At work I maintain a bundle of bash scripts which help us automate the formatting and writing of hard drives for Digital Cinema Packages (DCPs). When I inherited this small codebase, I found that the formatting script in particular seemed dangerous - you'd be asked which USB drives to format and then it would open a new Terminal window as root and go to town on /dev/sd?. If you canceled the operation with ctrl+c, you'd be left at a root prompt with full access. So I did my best to rewrite things from the perspective of least privilege needed for each task. By taking advantage of credential caching for sudo, I could ask the user for a password once at the top of the script and then run $ sudo gnome-terminal
to launch the new window and run disk commands without needing to repeat the password input, and also not run directly as root.
When I started, we were running Ubuntu 20.04 and were still using X11 instead of Wayland, so I could do this without issue and add some code to 'su' the shell back to a regular command prompt if something went wrong. Recently I started putting together a new Ubuntu 24.04 installation on a newer Mac Mini, and found that $ sudo gnome-terminal
was now failing due to a missing 'dbus-launch' command. Some research showed that this was most likely down to this new install using Wayland instead of X11, and apparently launching a new Terminal using sudo or running it as root was intentionally taken out.

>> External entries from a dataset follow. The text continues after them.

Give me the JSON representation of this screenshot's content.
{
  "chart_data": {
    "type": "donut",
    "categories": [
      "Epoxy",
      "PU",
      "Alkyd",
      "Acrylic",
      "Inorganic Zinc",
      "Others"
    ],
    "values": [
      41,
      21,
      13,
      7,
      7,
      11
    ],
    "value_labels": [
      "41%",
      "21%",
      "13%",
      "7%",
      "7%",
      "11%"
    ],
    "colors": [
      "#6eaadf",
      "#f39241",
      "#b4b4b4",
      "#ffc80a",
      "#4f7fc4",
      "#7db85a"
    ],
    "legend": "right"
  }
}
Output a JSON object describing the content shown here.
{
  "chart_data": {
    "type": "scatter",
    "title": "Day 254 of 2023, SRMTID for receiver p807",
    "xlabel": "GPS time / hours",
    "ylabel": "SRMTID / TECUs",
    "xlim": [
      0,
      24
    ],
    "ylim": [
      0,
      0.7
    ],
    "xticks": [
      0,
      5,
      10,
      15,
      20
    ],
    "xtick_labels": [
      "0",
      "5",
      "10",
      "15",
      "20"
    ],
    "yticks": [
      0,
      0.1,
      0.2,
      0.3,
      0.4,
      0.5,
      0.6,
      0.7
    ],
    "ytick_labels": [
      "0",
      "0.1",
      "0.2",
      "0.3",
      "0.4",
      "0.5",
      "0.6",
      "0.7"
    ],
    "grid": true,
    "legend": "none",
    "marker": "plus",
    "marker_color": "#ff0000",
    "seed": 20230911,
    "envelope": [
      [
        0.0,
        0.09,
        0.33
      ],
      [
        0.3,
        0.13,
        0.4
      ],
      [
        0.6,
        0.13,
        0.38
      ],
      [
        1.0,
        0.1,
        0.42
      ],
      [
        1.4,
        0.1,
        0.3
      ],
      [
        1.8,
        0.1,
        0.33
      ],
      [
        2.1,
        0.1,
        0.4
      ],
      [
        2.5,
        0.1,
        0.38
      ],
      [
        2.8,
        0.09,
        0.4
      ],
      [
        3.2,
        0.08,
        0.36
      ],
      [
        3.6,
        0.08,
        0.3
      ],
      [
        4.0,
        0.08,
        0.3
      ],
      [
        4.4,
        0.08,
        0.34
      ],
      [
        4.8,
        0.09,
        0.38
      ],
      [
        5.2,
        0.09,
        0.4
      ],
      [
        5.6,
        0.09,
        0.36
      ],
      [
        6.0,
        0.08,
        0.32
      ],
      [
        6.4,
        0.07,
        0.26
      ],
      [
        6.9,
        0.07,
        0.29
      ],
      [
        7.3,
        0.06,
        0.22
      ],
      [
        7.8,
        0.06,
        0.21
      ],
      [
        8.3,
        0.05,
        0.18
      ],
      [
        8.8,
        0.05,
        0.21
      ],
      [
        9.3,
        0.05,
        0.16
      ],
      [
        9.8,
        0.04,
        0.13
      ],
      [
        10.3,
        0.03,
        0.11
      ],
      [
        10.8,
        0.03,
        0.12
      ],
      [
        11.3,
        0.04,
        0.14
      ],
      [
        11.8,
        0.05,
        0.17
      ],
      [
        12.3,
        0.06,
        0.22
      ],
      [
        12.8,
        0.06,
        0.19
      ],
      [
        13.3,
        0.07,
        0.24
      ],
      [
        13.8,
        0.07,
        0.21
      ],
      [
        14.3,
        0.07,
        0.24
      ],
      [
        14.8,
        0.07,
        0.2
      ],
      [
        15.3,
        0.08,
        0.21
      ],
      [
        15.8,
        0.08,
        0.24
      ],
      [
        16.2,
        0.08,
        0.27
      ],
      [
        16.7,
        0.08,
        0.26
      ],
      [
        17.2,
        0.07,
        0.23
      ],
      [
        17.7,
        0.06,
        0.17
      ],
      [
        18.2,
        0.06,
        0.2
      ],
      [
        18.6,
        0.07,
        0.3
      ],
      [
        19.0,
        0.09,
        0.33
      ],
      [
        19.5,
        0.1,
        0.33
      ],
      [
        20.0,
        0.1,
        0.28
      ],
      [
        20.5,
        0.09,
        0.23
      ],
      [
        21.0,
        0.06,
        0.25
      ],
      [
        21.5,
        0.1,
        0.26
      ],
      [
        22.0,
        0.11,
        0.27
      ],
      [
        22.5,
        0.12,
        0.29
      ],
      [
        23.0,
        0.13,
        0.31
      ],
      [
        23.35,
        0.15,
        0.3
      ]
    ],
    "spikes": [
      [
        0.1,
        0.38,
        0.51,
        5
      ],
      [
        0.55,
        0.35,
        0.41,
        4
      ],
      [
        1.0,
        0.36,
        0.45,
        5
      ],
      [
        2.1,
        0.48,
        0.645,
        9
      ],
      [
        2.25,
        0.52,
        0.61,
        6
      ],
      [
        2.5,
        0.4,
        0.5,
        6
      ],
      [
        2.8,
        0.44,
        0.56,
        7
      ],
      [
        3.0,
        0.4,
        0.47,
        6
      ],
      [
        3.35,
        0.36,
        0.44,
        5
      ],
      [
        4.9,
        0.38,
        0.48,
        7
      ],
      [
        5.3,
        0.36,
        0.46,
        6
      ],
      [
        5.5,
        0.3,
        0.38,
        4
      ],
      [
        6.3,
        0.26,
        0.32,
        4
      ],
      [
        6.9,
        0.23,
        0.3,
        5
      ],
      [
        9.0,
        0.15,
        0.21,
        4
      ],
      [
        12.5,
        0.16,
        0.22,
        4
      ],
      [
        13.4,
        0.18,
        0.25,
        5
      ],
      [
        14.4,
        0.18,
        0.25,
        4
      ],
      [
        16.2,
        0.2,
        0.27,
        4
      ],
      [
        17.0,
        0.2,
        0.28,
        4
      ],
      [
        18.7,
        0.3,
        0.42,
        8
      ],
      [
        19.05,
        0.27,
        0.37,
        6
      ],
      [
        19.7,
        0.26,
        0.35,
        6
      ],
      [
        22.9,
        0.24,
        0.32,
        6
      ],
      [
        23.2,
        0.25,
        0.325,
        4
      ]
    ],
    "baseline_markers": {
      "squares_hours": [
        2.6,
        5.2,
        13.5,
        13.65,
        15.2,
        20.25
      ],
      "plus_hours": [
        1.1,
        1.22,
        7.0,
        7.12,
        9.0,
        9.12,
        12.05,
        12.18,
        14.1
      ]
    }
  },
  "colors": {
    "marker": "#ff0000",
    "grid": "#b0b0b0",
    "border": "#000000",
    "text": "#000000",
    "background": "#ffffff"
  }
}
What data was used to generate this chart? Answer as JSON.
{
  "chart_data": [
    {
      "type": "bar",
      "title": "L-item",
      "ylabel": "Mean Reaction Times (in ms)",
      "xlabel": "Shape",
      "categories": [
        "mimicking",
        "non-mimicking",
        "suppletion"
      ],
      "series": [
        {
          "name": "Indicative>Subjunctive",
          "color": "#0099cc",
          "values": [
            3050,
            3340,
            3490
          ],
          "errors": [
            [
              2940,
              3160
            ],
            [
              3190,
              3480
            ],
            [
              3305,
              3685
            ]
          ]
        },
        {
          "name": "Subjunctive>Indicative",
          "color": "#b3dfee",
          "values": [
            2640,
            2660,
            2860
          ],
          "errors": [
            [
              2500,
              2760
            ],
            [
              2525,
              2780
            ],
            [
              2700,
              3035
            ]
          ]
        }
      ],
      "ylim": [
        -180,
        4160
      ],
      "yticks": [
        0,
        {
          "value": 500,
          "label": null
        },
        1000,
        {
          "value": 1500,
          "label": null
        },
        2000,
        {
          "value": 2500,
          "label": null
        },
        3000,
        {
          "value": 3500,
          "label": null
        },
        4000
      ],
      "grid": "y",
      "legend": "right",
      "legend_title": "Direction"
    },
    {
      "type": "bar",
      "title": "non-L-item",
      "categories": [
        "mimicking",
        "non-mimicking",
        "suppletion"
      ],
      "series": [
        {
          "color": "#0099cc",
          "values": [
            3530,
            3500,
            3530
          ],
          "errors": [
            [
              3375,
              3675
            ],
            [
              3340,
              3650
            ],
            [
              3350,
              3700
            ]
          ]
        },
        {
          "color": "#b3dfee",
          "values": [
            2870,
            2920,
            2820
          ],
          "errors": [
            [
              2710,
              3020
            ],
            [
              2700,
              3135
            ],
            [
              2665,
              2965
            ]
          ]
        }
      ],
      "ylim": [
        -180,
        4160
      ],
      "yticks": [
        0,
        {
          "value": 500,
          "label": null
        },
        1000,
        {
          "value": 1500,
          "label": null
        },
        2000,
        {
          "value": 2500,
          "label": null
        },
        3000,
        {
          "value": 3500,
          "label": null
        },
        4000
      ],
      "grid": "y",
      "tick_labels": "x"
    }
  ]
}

I could still run 'gnome-terminal' without sudo to open the new window, but then I'd always be asked the password a second time. Eventually a helpful soul on stackexchange led me to a great solution: the /etc/sudoers file has a 'timestamp_type' option which controls whether the credential caching applies to individual login windows or processes, with each new one requiring re-authentication, or whether the caching works globally per user and applies to any Terminal or process opened by that user. Using 'visudo', I added Defaults timestamp_type=global
to the sudoers file and then $ exec $SHELL
afterwards to make sure all the options were reloaded (which may or may not have actually been necessary.) Et voilà, I could run a test command with sudo, enter my password, then run gnome-terminal for a new window and see that a second sudo command successfully reused my now globally-cached password.